DIY, Gig, Corporate Giants: How Big and Small Play Well Together in the New Economy

Did you hear that one of our fave DIY resources is changing with the times? I call Home Depot one of our favorites, because they are the fourth largest retailer in the United States, with consistent sales growth over the past two years. Haven't we all shopped there at some point?

According to Home Depot's VP of US Stores, baby boomer customers have tired of doing home improvement projects for themselves; increasingly, they want someone else to do the work for them. That prompts a shift in corporate strategy for this retail giant. Going forward, Home Depot "will be ramping up their focus on catering to the professional contractor - whether they are an independent handyman or a small or midsize business."


Such is the headline, but the story behind the story is about much more than targeting sales in the face of changing demographics. It's about the new economies we call Gig and On-demand. Watch for three things to happen in this new world of work as Home Depot makes their shift.

1) A myriad of home improvement service providers will quickly fill the demand for helpers. They'll market themselves through that unique 21st Century tool: online word of mouth. It will be easy for us consumers to locate small businesses (consult Angie's List or Yelp); independent workers and contractors (find them on platforms like Task Rabbit or Handy); and hybrids owned by corporate giants (like Home Depot's Red Beacon, Amazon Home Services) or by small firms (such as Murphy Family Electric's Super). Opportunity abounds here for enterprising craftspeople and fixer-uppers.

2) As more members of the contingent labor force find work in the Gig economy, today's regulatory, legal, and public policy challenges will become more pressing. The Hamilton Project and Brookings recently sponsored a forum on this topic, including "A Proposal for Modernizing Labor Laws for Twenty-First Century Work" by Seth Harris of Cornell University and Alan Krueger of Princeton. Are Gig economy workers "employees" or are they "independent contractors"? How do they obtain benefits? What protections and rights do they have? What about taxes and FICA? Overtime? Workers' comp? These questions are square pegs in the round holes of current labor policy. It will be some time before appropriate new systems are in place. Former NEC director Gene Sperling responded to the Hamilton Project's proposal by suggesting that the new economy is still changing too rapidly for an immediate policy response.

3) Shifts in corporate strategy will result in continuing shifts in the skills and competencies required to build successful careers in the traditional retail sector. The US Bureau of Labor Statistics counts more than 15 million retail employees -- and many more are in the workforce pipeline in high schools, community colleges, and four-year institutions.
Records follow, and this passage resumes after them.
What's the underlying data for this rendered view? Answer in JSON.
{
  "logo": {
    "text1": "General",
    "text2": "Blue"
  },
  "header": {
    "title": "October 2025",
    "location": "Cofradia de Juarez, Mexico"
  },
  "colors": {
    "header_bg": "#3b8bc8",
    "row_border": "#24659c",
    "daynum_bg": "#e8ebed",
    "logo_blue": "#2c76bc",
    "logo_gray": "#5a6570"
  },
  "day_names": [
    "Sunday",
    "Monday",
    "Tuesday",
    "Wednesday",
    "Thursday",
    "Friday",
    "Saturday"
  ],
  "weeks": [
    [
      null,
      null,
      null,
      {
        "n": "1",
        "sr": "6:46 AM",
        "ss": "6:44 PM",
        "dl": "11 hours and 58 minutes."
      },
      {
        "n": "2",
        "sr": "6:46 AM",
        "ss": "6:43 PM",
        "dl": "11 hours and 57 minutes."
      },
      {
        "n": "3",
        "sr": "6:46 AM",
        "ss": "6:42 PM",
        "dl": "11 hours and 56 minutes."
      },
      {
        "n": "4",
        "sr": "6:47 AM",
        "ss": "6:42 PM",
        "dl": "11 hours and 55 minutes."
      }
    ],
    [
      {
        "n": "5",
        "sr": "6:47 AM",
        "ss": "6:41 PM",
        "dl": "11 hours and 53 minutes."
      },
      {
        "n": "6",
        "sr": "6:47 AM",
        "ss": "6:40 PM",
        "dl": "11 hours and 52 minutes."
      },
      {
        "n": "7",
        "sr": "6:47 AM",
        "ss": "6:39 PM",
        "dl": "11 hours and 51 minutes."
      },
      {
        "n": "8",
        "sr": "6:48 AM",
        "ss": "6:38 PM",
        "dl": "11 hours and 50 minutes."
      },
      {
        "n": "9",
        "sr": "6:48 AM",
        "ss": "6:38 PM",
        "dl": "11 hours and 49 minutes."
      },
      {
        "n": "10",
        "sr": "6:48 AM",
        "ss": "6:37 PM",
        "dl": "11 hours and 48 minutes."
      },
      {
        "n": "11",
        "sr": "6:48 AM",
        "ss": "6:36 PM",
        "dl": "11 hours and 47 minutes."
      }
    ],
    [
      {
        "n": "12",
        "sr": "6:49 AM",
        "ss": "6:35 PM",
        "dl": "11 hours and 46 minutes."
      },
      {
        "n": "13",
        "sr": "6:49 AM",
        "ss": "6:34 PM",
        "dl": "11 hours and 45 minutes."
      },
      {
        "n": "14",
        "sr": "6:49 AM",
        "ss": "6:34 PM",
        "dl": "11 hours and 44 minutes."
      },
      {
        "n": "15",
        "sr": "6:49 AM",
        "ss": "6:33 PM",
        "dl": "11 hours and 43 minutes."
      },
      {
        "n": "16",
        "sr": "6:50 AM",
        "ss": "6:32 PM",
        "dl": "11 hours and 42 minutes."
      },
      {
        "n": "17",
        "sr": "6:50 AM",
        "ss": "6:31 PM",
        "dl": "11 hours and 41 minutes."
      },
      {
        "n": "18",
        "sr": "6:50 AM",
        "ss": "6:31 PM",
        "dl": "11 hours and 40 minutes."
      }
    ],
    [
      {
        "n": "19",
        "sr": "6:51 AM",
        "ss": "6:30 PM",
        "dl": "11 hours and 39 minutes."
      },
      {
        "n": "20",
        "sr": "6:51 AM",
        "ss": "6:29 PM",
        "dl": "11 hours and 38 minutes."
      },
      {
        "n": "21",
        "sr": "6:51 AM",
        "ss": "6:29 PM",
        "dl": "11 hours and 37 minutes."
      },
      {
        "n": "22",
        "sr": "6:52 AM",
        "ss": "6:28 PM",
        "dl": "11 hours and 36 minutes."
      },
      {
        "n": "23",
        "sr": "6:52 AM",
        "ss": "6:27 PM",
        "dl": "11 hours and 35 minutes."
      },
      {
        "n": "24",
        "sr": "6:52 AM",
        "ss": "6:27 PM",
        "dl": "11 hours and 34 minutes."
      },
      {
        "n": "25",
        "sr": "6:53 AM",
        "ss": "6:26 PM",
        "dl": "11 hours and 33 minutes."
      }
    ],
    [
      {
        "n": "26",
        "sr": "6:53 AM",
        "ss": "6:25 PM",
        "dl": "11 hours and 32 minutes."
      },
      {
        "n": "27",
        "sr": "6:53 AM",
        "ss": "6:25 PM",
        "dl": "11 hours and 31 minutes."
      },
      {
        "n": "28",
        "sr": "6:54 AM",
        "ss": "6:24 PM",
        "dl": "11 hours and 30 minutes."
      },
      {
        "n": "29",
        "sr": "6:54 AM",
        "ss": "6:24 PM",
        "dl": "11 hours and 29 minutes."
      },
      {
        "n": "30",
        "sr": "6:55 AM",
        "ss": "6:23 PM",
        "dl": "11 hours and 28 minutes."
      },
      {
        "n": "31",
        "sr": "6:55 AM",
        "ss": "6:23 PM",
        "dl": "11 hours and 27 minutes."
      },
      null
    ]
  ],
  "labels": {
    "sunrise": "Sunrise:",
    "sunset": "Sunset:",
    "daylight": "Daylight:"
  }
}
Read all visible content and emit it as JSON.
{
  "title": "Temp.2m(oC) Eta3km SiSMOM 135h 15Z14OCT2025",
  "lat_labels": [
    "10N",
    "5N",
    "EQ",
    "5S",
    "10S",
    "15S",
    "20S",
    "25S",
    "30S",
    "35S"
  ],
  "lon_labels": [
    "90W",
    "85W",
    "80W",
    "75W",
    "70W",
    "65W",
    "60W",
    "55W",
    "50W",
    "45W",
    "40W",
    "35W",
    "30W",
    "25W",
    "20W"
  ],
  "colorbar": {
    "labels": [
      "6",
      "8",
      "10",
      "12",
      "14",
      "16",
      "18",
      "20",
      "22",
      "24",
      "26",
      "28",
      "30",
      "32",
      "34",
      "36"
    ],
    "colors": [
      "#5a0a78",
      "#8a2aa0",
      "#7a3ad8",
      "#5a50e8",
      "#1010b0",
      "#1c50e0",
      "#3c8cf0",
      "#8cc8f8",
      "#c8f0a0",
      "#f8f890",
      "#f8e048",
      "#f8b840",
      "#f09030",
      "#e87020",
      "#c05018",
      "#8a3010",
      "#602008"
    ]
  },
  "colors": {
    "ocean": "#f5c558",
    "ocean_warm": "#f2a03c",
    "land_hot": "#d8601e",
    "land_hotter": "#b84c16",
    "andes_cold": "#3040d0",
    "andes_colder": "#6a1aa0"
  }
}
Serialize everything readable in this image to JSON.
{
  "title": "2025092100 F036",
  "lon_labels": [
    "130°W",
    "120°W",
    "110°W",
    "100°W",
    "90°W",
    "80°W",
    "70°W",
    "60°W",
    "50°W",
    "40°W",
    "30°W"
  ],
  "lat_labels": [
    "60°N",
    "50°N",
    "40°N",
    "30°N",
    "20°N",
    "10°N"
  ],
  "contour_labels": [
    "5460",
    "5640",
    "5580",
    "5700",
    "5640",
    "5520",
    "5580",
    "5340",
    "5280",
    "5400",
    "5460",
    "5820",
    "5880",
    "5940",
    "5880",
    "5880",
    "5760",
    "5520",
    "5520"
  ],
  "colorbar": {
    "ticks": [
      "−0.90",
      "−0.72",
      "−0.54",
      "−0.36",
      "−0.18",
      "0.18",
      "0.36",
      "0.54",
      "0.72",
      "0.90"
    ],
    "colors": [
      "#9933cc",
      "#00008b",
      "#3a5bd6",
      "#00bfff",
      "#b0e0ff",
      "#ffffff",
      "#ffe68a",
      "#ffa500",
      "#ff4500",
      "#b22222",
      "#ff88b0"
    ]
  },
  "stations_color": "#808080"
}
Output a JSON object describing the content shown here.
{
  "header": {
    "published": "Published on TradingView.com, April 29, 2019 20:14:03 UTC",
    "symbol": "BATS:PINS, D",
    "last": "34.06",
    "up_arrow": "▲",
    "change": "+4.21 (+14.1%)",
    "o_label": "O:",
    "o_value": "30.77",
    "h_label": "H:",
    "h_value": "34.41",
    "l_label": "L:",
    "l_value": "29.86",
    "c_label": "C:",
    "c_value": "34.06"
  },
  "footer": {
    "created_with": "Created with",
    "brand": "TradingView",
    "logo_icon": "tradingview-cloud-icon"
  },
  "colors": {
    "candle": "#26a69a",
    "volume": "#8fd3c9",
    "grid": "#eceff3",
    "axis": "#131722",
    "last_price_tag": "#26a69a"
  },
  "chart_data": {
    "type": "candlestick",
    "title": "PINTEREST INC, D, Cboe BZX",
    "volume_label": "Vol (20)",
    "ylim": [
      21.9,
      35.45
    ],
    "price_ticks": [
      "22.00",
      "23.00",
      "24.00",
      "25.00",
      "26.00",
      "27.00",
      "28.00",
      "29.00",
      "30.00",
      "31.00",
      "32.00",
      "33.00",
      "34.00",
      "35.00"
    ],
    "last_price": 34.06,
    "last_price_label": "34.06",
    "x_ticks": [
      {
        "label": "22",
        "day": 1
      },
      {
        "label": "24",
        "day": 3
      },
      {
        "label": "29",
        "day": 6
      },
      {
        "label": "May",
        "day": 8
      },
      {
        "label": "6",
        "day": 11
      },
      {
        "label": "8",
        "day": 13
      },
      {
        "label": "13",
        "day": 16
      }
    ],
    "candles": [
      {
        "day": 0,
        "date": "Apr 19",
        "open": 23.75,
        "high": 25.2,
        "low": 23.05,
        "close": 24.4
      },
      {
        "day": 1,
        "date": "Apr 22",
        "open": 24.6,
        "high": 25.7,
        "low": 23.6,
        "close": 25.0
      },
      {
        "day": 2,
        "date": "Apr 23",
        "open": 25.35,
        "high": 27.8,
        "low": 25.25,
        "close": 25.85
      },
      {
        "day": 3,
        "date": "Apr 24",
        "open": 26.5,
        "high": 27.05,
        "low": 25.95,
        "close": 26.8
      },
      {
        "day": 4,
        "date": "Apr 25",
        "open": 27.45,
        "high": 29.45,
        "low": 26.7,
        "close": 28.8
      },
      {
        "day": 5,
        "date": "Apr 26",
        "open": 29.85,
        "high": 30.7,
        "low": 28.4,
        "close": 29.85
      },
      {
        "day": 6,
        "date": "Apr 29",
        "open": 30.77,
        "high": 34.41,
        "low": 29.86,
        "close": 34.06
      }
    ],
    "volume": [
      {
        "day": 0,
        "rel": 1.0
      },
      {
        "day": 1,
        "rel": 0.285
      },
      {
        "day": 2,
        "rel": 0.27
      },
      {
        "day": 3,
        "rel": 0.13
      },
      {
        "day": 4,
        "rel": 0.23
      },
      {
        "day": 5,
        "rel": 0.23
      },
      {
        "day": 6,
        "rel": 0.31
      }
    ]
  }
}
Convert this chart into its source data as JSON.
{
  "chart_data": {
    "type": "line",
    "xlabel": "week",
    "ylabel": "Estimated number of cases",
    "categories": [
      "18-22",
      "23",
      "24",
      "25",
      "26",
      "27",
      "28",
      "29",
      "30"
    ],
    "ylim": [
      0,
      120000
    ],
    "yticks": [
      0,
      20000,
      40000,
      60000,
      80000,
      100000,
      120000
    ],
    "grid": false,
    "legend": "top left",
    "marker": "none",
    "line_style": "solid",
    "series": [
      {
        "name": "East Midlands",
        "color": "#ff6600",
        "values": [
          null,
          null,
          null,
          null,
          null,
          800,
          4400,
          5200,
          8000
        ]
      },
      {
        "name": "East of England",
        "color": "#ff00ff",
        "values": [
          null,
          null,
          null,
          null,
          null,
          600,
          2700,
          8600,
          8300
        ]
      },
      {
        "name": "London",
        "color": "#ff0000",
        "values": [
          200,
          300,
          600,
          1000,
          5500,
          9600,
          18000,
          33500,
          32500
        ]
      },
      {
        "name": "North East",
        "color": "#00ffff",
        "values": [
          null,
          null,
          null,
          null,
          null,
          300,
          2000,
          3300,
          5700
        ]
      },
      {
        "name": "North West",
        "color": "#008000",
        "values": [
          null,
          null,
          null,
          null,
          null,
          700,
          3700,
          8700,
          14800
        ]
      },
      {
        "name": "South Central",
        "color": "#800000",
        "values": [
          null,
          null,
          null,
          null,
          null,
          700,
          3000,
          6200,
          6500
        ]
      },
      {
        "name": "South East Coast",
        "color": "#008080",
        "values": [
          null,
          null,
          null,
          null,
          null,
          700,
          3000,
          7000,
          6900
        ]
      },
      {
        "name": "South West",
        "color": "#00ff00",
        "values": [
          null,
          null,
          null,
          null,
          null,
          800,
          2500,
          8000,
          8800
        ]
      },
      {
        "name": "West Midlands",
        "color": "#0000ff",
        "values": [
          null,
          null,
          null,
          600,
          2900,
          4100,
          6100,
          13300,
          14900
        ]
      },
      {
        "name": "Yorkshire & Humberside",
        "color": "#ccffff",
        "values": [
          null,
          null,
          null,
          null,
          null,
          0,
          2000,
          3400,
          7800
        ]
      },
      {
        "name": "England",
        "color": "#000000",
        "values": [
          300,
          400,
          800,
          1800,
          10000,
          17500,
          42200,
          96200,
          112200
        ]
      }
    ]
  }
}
Today, the National Retail Federation Foundation says that 44 percent of retail employees are not in sales positions. The NRF and suggest what future demand will look like: technologists, app developers, designers, marketers, logistics managers, data security experts, finance professionals, contracting and compliance managers, analysts, and more. The more non-traditional players to enter the retail service space, the greater the diversity of customers and skills.

If you're in Home Depot this holiday shopping season, don't get lulled into old economy thinking by the helpful customer service reps in familiar orange vests with scout-like badges. They may be on the front line, but behind them dynamic new economies are shifting and expanding, shaping and reshaping commerce and the world of work. Opportunities and risks ripple throughout - if you look for them.